Where a person was at a given time is rarely revealed by any single public record. It is usually reconstructed from a combination of records, none of which intended to disclose it, and each of which makes the reconstruction slightly easier.

A flight, where it touches a private aircraft tracker, places a person near an airport. A property purchase places the person in a city. A photograph from a public event places them at a particular location on a particular date. A piece of professional correspondence with a timestamp suggests their working hours. A registration with a local service suggests an extended stay. Each is harmless; the assembled picture is a calendar.

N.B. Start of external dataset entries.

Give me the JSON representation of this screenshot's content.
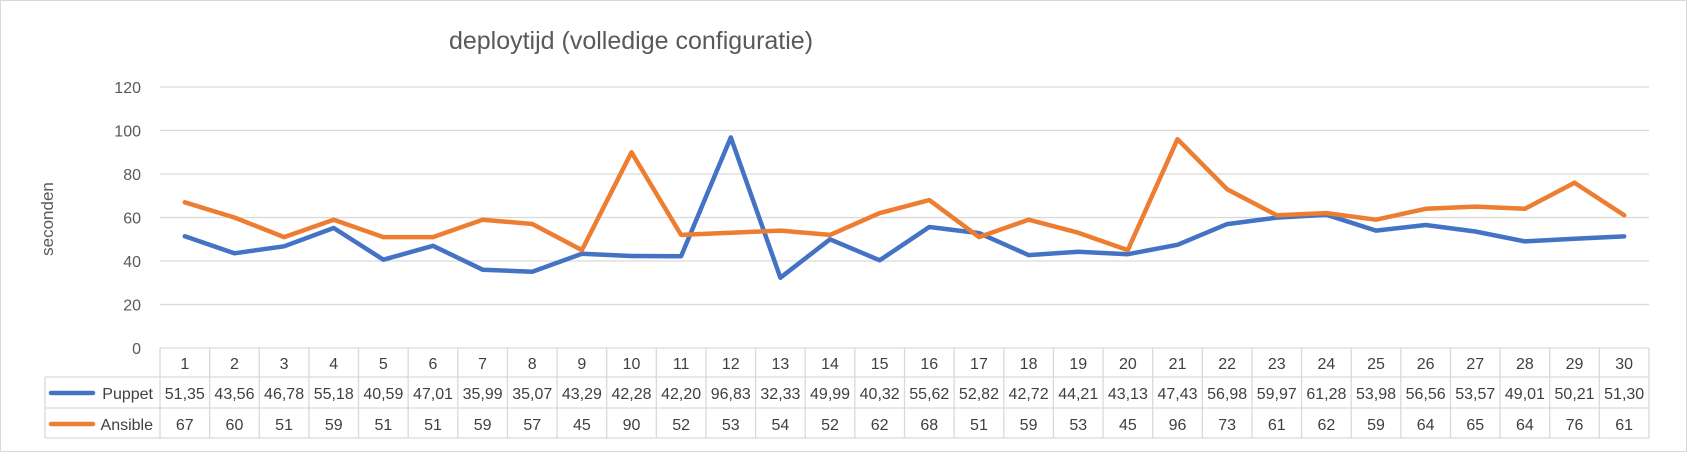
{
  "chart_data": {
    "type": "line",
    "title": "deploytijd (volledige configuratie)",
    "ylabel": "seconden",
    "xlabel": "",
    "ylim": [
      0,
      120
    ],
    "yticks": [
      "0",
      "20",
      "40",
      "60",
      "80",
      "100",
      "120"
    ],
    "grid": true,
    "legend": "data-table",
    "categories": [
      "1",
      "2",
      "3",
      "4",
      "5",
      "6",
      "7",
      "8",
      "9",
      "10",
      "11",
      "12",
      "13",
      "14",
      "15",
      "16",
      "17",
      "18",
      "19",
      "20",
      "21",
      "22",
      "23",
      "24",
      "25",
      "26",
      "27",
      "28",
      "29",
      "30"
    ],
    "series": [
      {
        "name": "Puppet",
        "color": "#4472c4",
        "values": [
          51.35,
          43.56,
          46.78,
          55.18,
          40.59,
          47.01,
          35.99,
          35.07,
          43.29,
          42.28,
          42.2,
          96.83,
          32.33,
          49.99,
          40.32,
          55.62,
          52.82,
          42.72,
          44.21,
          43.13,
          47.43,
          56.98,
          59.97,
          61.28,
          53.98,
          56.56,
          53.57,
          49.01,
          50.21,
          51.3
        ],
        "labels": [
          "51,35",
          "43,56",
          "46,78",
          "55,18",
          "40,59",
          "47,01",
          "35,99",
          "35,07",
          "43,29",
          "42,28",
          "42,20",
          "96,83",
          "32,33",
          "49,99",
          "40,32",
          "55,62",
          "52,82",
          "42,72",
          "44,21",
          "43,13",
          "47,43",
          "56,98",
          "59,97",
          "61,28",
          "53,98",
          "56,56",
          "53,57",
          "49,01",
          "50,21",
          "51,30"
        ]
      },
      {
        "name": "Ansible",
        "color": "#ed7d31",
        "values": [
          67,
          60,
          51,
          59,
          51,
          51,
          59,
          57,
          45,
          90,
          52,
          53,
          54,
          52,
          62,
          68,
          51,
          59,
          53,
          45,
          96,
          73,
          61,
          62,
          59,
          64,
          65,
          64,
          76,
          61
        ],
        "labels": [
          "67",
          "60",
          "51",
          "59",
          "51",
          "51",
          "59",
          "57",
          "45",
          "90",
          "52",
          "53",
          "54",
          "52",
          "62",
          "68",
          "51",
          "59",
          "53",
          "45",
          "96",
          "73",
          "61",
          "62",
          "59",
          "64",
          "65",
          "64",
          "76",
          "61"
        ]
      }
    ]
  }
}
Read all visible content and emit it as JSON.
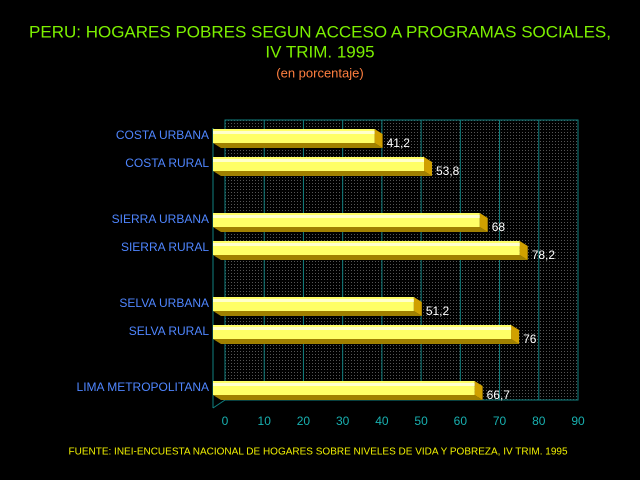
{
  "chart_data": {
    "type": "bar",
    "orientation": "horizontal",
    "title": [
      "PERU: HOGARES POBRES SEGUN ACCESO A PROGRAMAS SOCIALES,",
      "IV TRIM. 1995"
    ],
    "subtitle": "(en porcentaje)",
    "source": "FUENTE: INEI-ENCUESTA NACIONAL DE HOGARES SOBRE NIVELES DE VIDA Y POBREZA, IV TRIM. 1995",
    "categories": [
      "COSTA URBANA",
      "COSTA RURAL",
      null,
      "SIERRA URBANA",
      "SIERRA RURAL",
      null,
      "SELVA URBANA",
      "SELVA RURAL",
      null,
      "LIMA METROPOLITANA"
    ],
    "values": [
      41.2,
      53.8,
      null,
      68,
      78.2,
      null,
      51.2,
      76,
      null,
      66.7
    ],
    "value_labels": [
      "41,2",
      "53,8",
      null,
      "68",
      "78,2",
      null,
      "51,2",
      "76",
      null,
      "66,7"
    ],
    "color": "#ffff66",
    "xlim": [
      0,
      90
    ],
    "xticks": [
      0,
      10,
      20,
      30,
      40,
      50,
      60,
      70,
      80,
      90
    ],
    "grid": true
  }
}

The work of reconstruction has become routine for parts of the press, the legal profession, and the investigative trades. The tools are general-purpose. The skill is patience and a willingness to read each source for what it incidentally discloses rather than what it was intended to convey.

For a principal whose movements are themselves of interest, this is unwelcome. The location may not be sensitive in itself; the demonstration that it is recoverable is. It alters how the principal must think about subsequent records: whether to leave the trace, where, in what detail.

The work of the desk in this category is to understand, in advance, which sources contribute most to the reconstruction. Some are unavoidable; some are easier to manage; some yield to a careful conversation with the body that holds them. The aim is not invisibility, which is unrealistic. It is a record from which fewer reconstructions can be made with confidence.